Перекресток версий. Роман Василия Гроссмана «Жизнь и судьба» в литературно-политическом контексте 1960-х — 2010-х годов (Фельдман, Бит-Юнан) - страница 196

Значит, предложено было обмануть сотрудников редакции. Сообщить, что «вот это она и есть — та самая рукопись».

Подчеркнем: мы лишь анализируем — источник. Ничего личного. Только азы источниковедения.

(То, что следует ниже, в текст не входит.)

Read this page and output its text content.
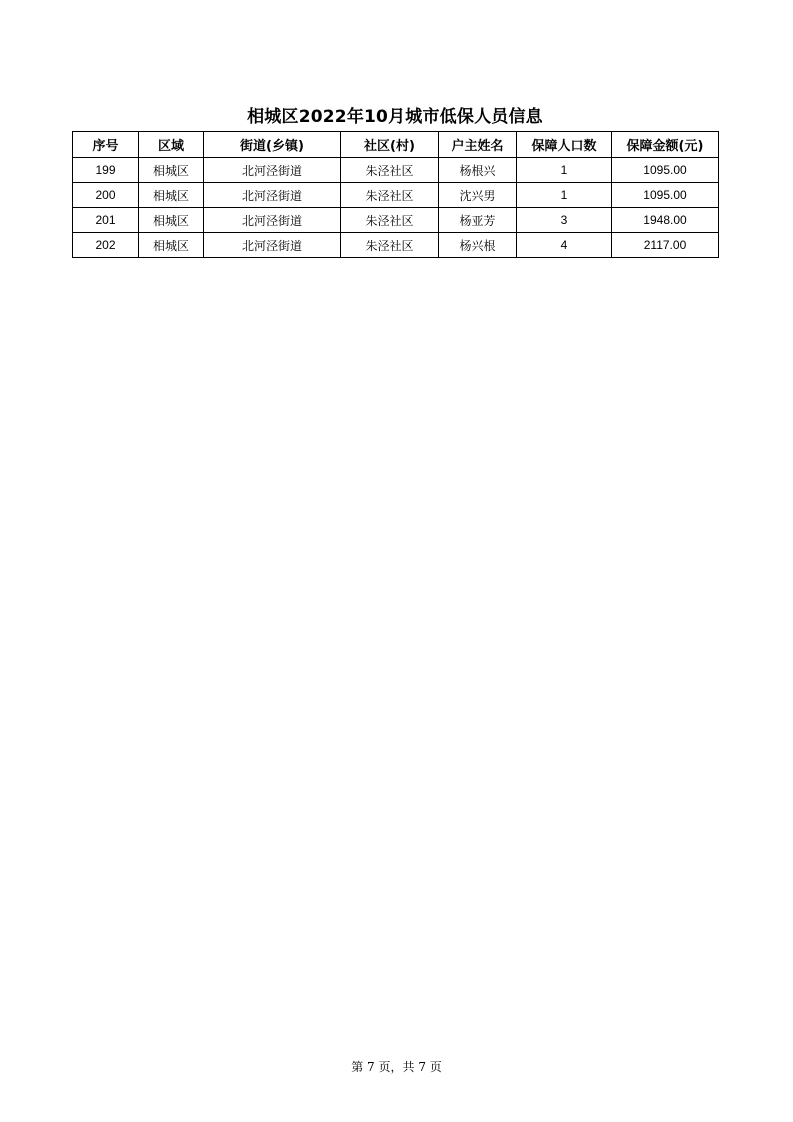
相城区2022年10月城市低保人员信息
序号	区域	街道(乡镇)	社区(村)	户主姓名	保障人口数	保障金额(元)
199	相城区	北河泾街道	朱泾社区	杨根兴	1	1095.00
200	相城区	北河泾街道	朱泾社区	沈兴男	1	1095.00
201	相城区	北河泾街道	朱泾社区	杨亚芳	3	1948.00
202	相城区	北河泾街道	朱泾社区	杨兴根	4	2117.00
第 7 页，共 7 页
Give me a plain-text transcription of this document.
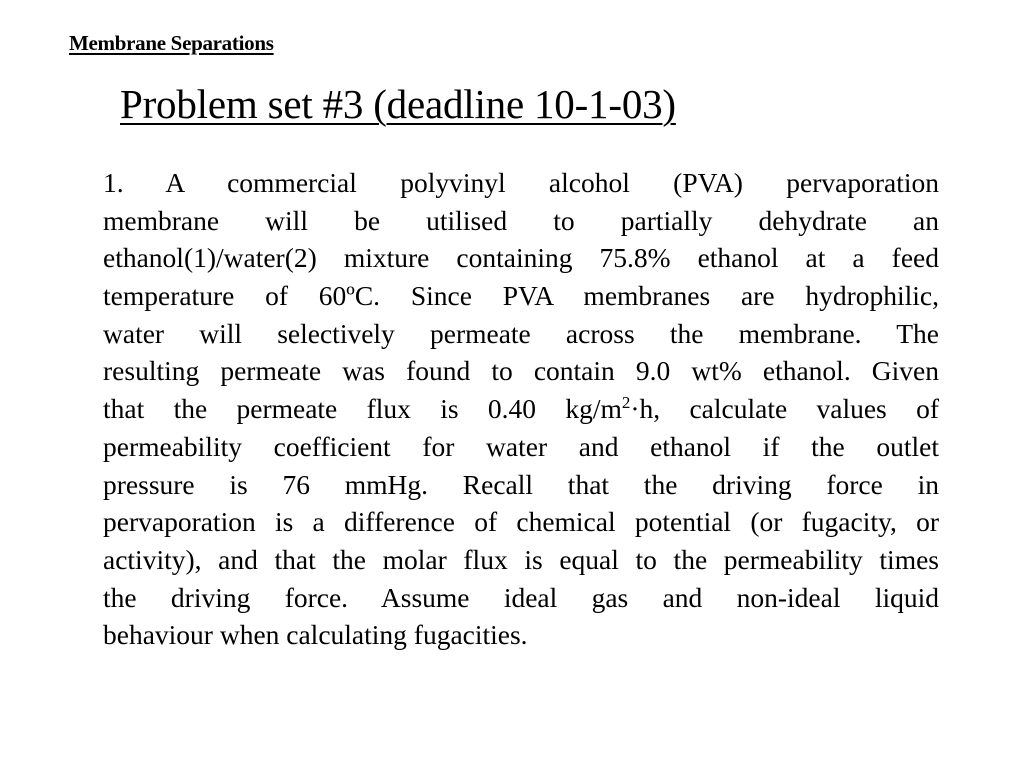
Membrane Separations
Problem set #3 (deadline 10-1-03)
1. A commercial polyvinyl alcohol (PVA) pervaporation
membrane will be utilised to partially dehydrate an
ethanol(1)/water(2) mixture containing 75.8% ethanol at a feed
temperature of 60ºC. Since PVA membranes are hydrophilic,
water will selectively permeate across the membrane. The
resulting permeate was found to contain 9.0 wt% ethanol. Given
that the permeate flux is 0.40 $kg/m^2\cdot h$, calculate values of
permeability coefficient for water and ethanol if the outlet
pressure is 76 mmHg. Recall that the driving force in
pervaporation is a difference of chemical potential (or fugacity, or
activity), and that the molar flux is equal to the permeability times
the driving force. Assume ideal gas and non-ideal liquid
behaviour when calculating fugacities.
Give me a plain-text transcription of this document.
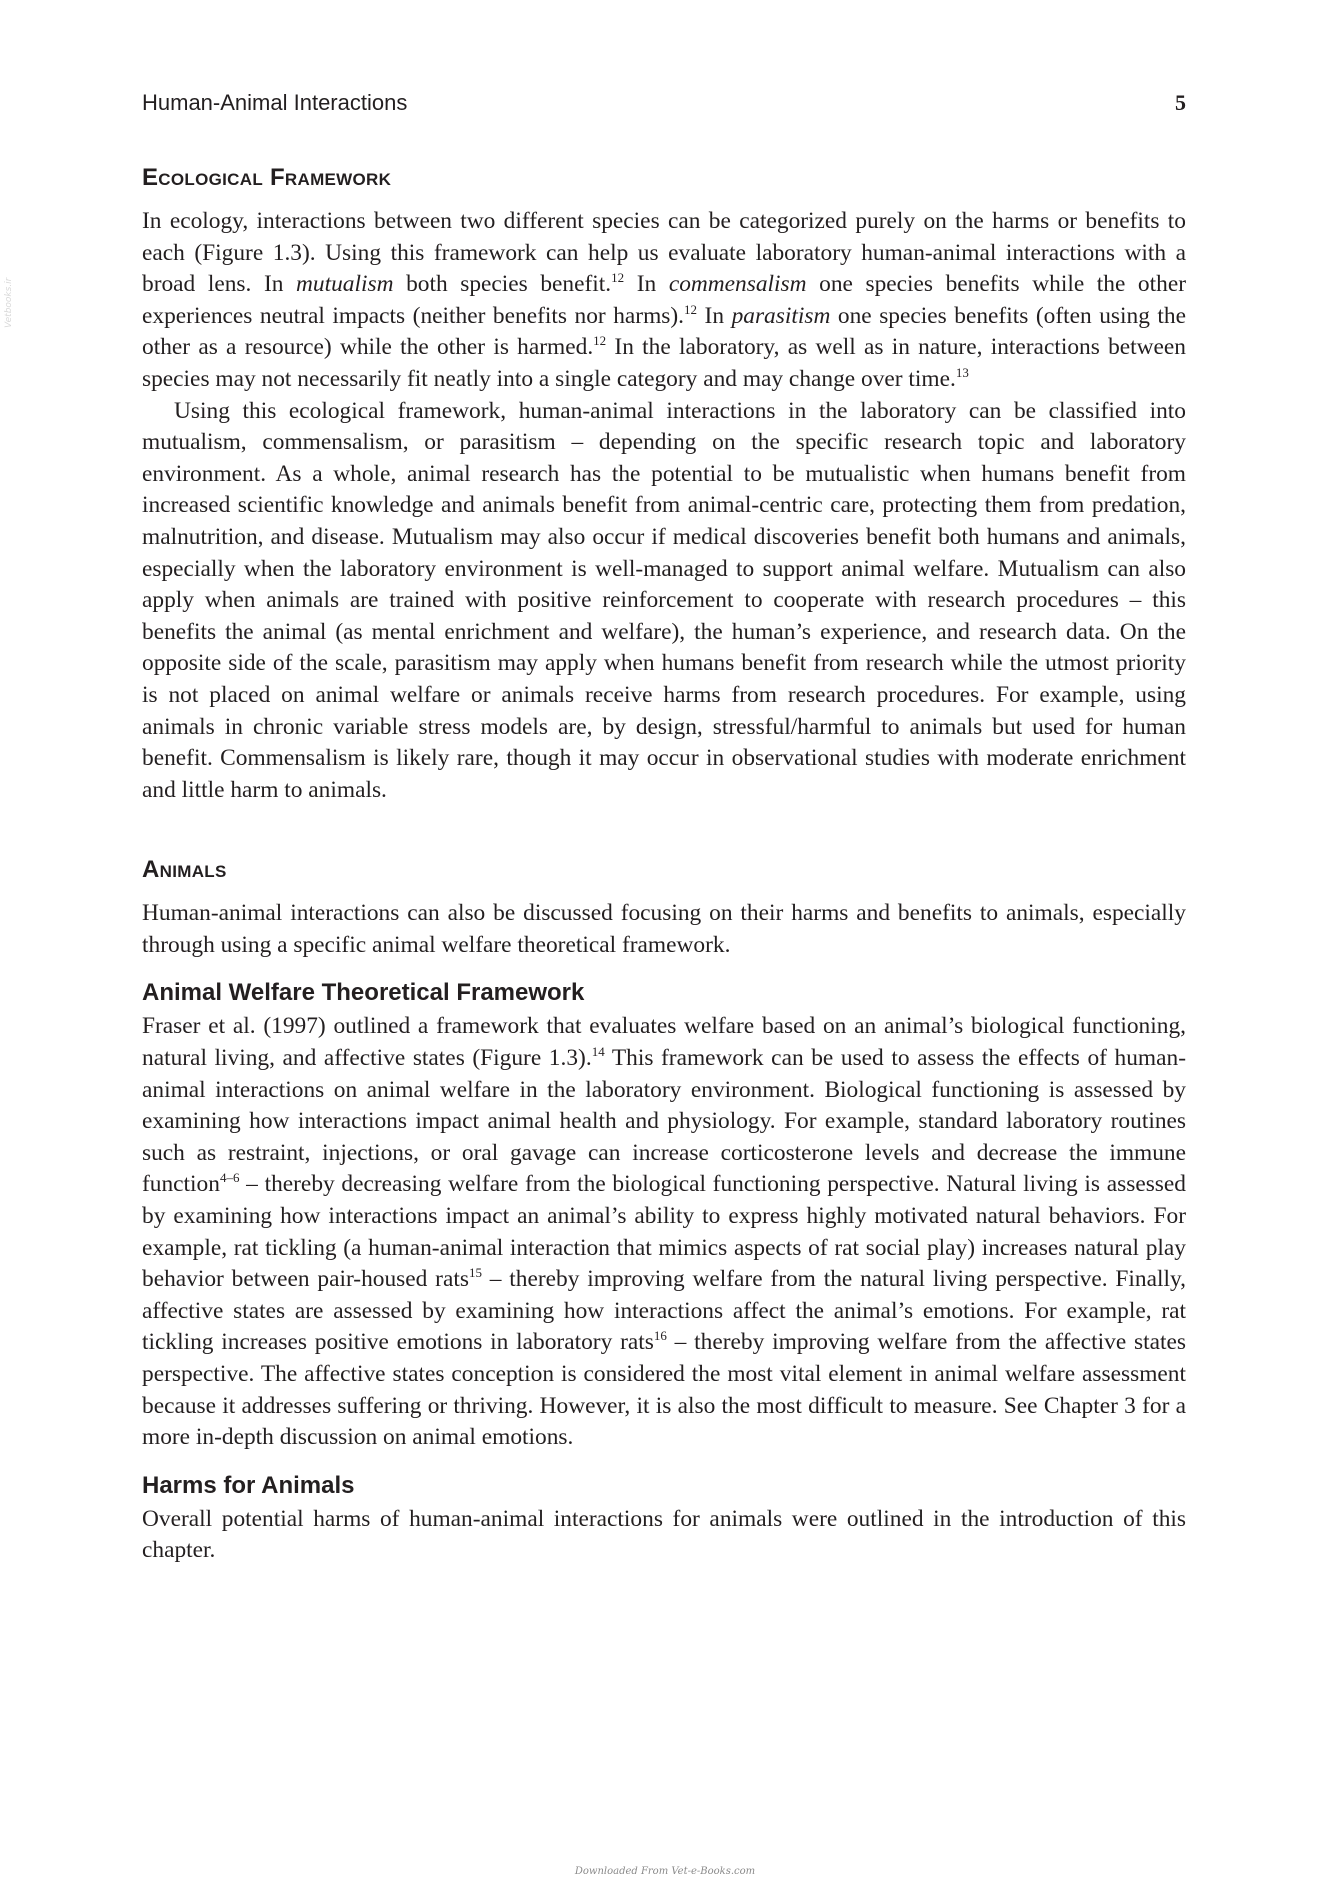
Vetbooks.ir
Human-Animal Interactions	5
Ecological Framework

In ecology, interactions between two different species can be categorized purely on the harms or benefits to each (Figure 1.3). Using this framework can help us evaluate laboratory human-animal interactions with a broad lens. In mutualism both species benefit.$^{12}$ In commensalism one species benefits while the other experiences neutral impacts (neither benefits nor harms).$^{12}$ In parasitism one species benefits (often using the other as a resource) while the other is harmed.$^{12}$ In the laboratory, as well as in nature, interactions between species may not necessarily fit neatly into a single category and may change over time.$^{13}$

Using this ecological framework, human-animal interactions in the laboratory can be classified into mutualism, commensalism, or parasitism – depending on the specific research topic and laboratory environment. As a whole, animal research has the potential to be mutualistic when humans benefit from increased scientific knowledge and animals benefit from animal-centric care, protecting them from predation, malnutrition, and disease. Mutualism may also occur if medical discoveries benefit both humans and animals, especially when the laboratory environment is well-managed to support animal welfare. Mutualism can also apply when animals are trained with positive reinforcement to cooperate with research procedures – this benefits the animal (as mental enrichment and welfare), the human’s experience, and research data. On the opposite side of the scale, parasitism may apply when humans benefit from research while the utmost priority is not placed on animal welfare or animals receive harms from research procedures. For example, using animals in chronic variable stress models are, by design, stressful/harmful to animals but used for human benefit. Commensalism is likely rare, though it may occur in observational studies with moderate enrichment and little harm to animals.

Animals

Human-animal interactions can also be discussed focusing on their harms and benefits to animals, especially through using a specific animal welfare theoretical framework.

Animal Welfare Theoretical Framework

Fraser et al. (1997) outlined a framework that evaluates welfare based on an animal’s biological functioning, natural living, and affective states (Figure 1.3).$^{14}$ This framework can be used to assess the effects of human-animal interactions on animal welfare in the laboratory environment. Biological functioning is assessed by examining how interactions impact animal health and physiology. For example, standard laboratory routines such as restraint, injections, or oral gavage can increase corticosterone levels and decrease the immune function$^{4-6}$ – thereby decreasing welfare from the biological functioning perspective. Natural living is assessed by examining how interactions impact an animal’s ability to express highly motivated natural behaviors. For example, rat tickling (a human-animal interaction that mimics aspects of rat social play) increases natural play behavior between pair-housed rats$^{15}$ – thereby improving welfare from the natural living perspective. Finally, affective states are assessed by examining how interactions affect the animal’s emotions. For example, rat tickling increases positive emotions in laboratory rats$^{16}$ – thereby improving welfare from the affective states perspective. The affective states conception is considered the most vital element in animal welfare assessment because it addresses suffering or thriving. However, it is also the most difficult to measure. See Chapter 3 for a more in-depth discussion on animal emotions.

Harms for Animals

Overall potential harms of human-animal interactions for animals were outlined in the introduction of this chapter.

Downloaded From Vet-e-Books.com
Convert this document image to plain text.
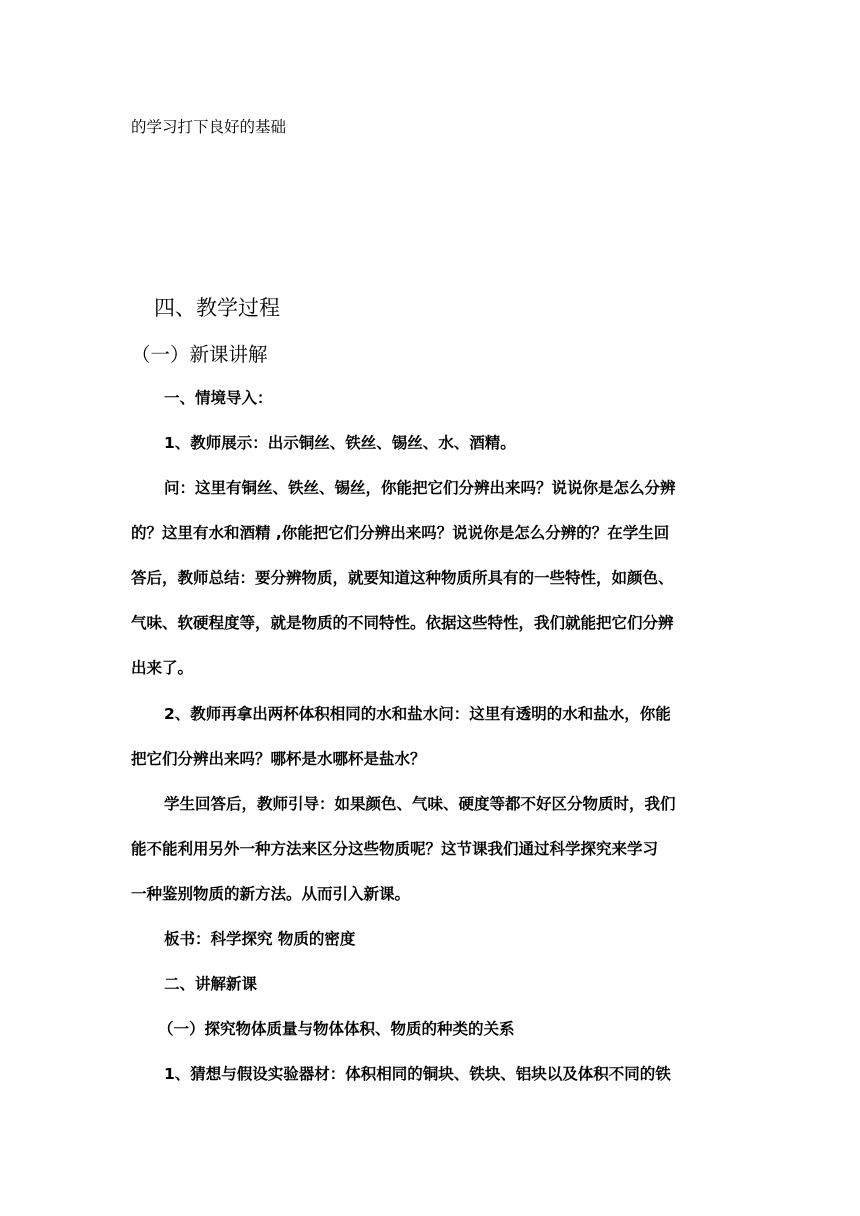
的学习打下良好的基础
四、教学过程
（一）新课讲解
一、情境导入：
1、教师展示：出示铜丝、铁丝、锡丝、水、酒精。
问：这里有铜丝、铁丝、锡丝，你能把它们分辨出来吗？说说你是怎么分辨
的？这里有水和酒精 ,你能把它们分辨出来吗？说说你是怎么分辨的？在学生回
答后，教师总结：要分辨物质，就要知道这种物质所具有的一些特性，如颜色、
气味、软硬程度等，就是物质的不同特性。依据这些特性，我们就能把它们分辨
出来了。
2、教师再拿出两杯体积相同的水和盐水问：这里有透明的水和盐水，你能
把它们分辨出来吗？哪杯是水哪杯是盐水？
学生回答后，教师引导：如果颜色、气味、硬度等都不好区分物质时，我们
能不能利用另外一种方法来区分这些物质呢？这节课我们通过科学探究来学习
一种鉴别物质的新方法。从而引入新课。
板书：科学探究 物质的密度
二、讲解新课
（一）探究物体质量与物体体积、物质的种类的关系
1、猜想与假设实验器材：体积相同的铜块、铁块、铝块以及体积不同的铁
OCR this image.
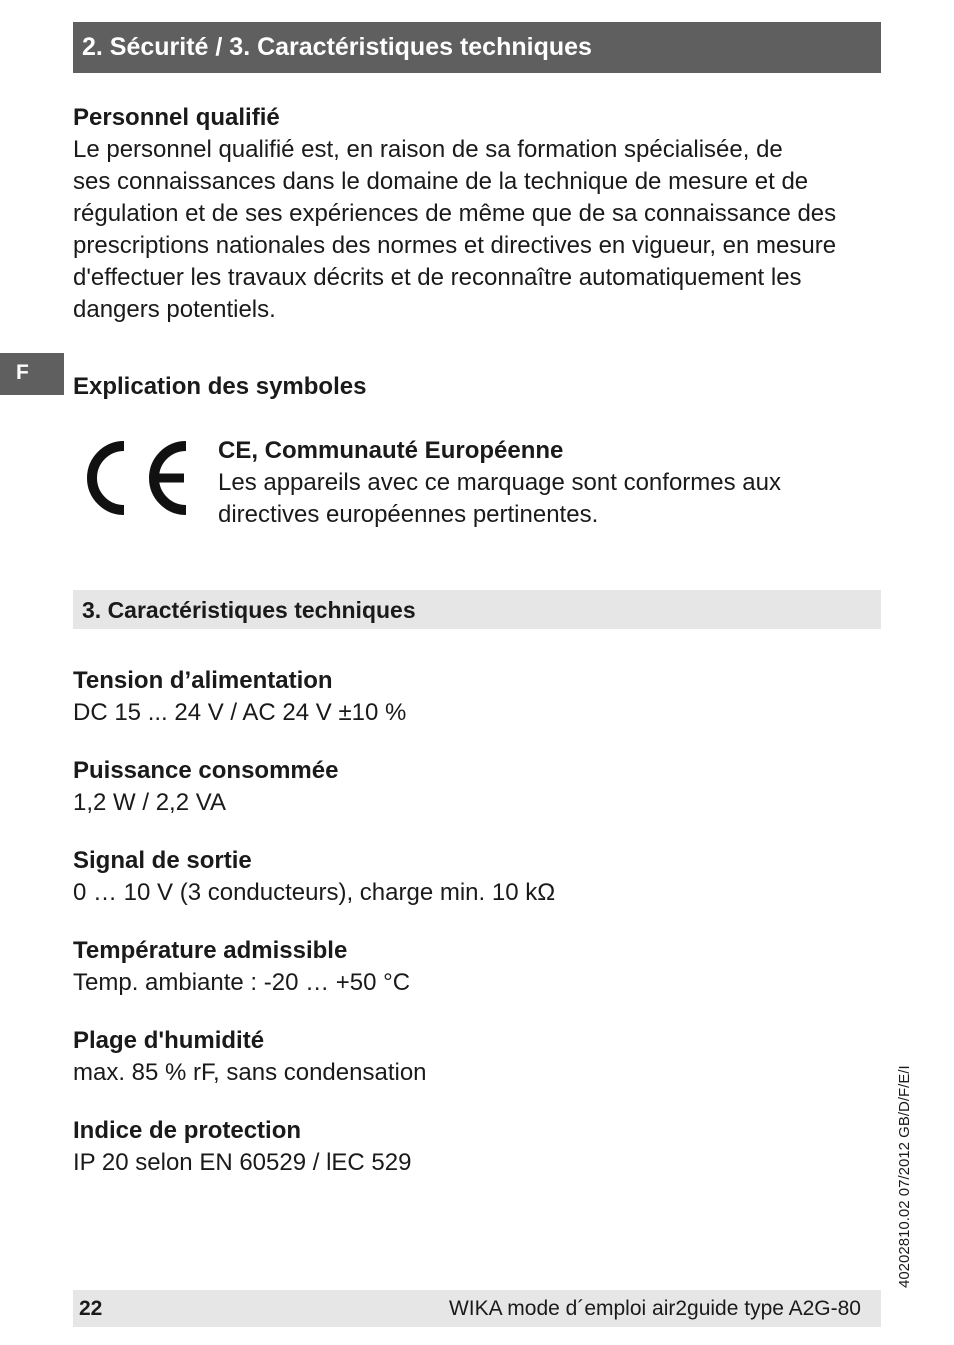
2. Sécurité / 3. Caractéristiques techniques
F
Personnel qualifié
Le personnel qualifié est, en raison de sa formation spécialisée, de
ses connaissances dans le domaine de la technique de mesure et de
régulation et de ses expériences de même que de sa connaissance des
prescriptions nationales des normes et directives en vigueur, en mesure
d'effectuer les travaux décrits et de reconnaître automatiquement les
dangers potentiels.
Explication des symboles
CE, Communauté Européenne
Les appareils avec ce marquage sont conformes aux
directives européennes pertinentes.
3. Caractéristiques techniques
Tension d’alimentation
DC 15 ... 24 V / AC 24 V ±10 %
Puissance consommée
1,2 W / 2,2 VA
Signal de sortie
0 … 10 V (3 conducteurs), charge min. 10 kΩ
Température admissible
Temp. ambiante : -20 … +50 °C
Plage d'humidité
max. 85 % rF, sans condensation
Indice de protection
IP 20 selon EN 60529 / lEC 529	40202810.02 07/2012 GB/D/F/E/I
22	WIKA mode d´emploi air2guide type A2G-80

Сарновский план дерзким был. Для перепечатывания романа «Жизнь и судьба» машинистке понадобился бы месяц, не меньше, и маловероятно, чтобы в редакции «Октября» без возражений бы дожидались. Еще менее вероятно, чтобы там приняли такой, скажем, новодел — за подлинник четвертьвековой давности. Раскрыли бы подлог. А дочь писателя уже заплатила бы машинистке, как минимум, пятьсот рублей. Для справки: месячный доход полковника. Или профессорский. В общем, издержки солидные, конфуз — неизбежный.

Трудно судить, был ли дан такой вот комически-мошеннический совет. Дочь Гроссмана о том не рассказывала. Сарнов же продолжал: «Не знаю, последовала ли Катя моему совету, или в редакции „Октября“ без меня додумались до такого простого решения вопроса, но другого варианта тут быть не могло, в основу журнальной публикации было положено западное издание».

Особенно интересно, что «другого варианта тут быть не могло». Если судить по статье, знал Сарнов о гроссмановской рукописи уже лет двенадцать, мало того, показывал лозаннское издание Липкину, желавшему убедиться, что именно по сохраненному им экземпляру опубликован роман. Это прямое свидетельство.

Сарнов заявил, что в истории публикации романа загадок нет, а при анализе его статьи все новые обнаруживаются. Он ведь сам утверждал, будто давно знал о сохраненной Липкиным рукописи, а коль так, непонятно, в силу каких причин не смог рассказать это ни Ананьеву, ни «другу» Лазареву, ни дочери Гроссмана, если «с ней были знакомы и даже дружны с юных лет».

Похоже, мемуарист опять увлекся нарративом, вот и запамятовал свои прежние сюжеты. Что ж, не с ним первым такое случилось.

Далее он характеризовал публикацию в «Октябре». По его словам, «этот советский, журнальный вариант текстологически оказался даже еще более несовершенным, чем западный: повторив все огрехи западного издания, все свойственные ему зияния и лакуны, он к ним добавил еще и свои. Ведь тут в ход пошли и разные цензурные соображения, с которыми в то время еще нельзя было не считаться. Особенно там пострадала очень важная для Гроссмана еврейская тема. Вероятно, Ананьеву (или цензорам) она представлялась наиболее опасной».

Порассуждав о причинах, обусловивших купюры, Сарнов перешел к выводу. Конечно же, неутешительному: «В общем, на этом этапе ни о какой текстологии не могло быть даже и речи. Какая там текстология! Полный произвол!».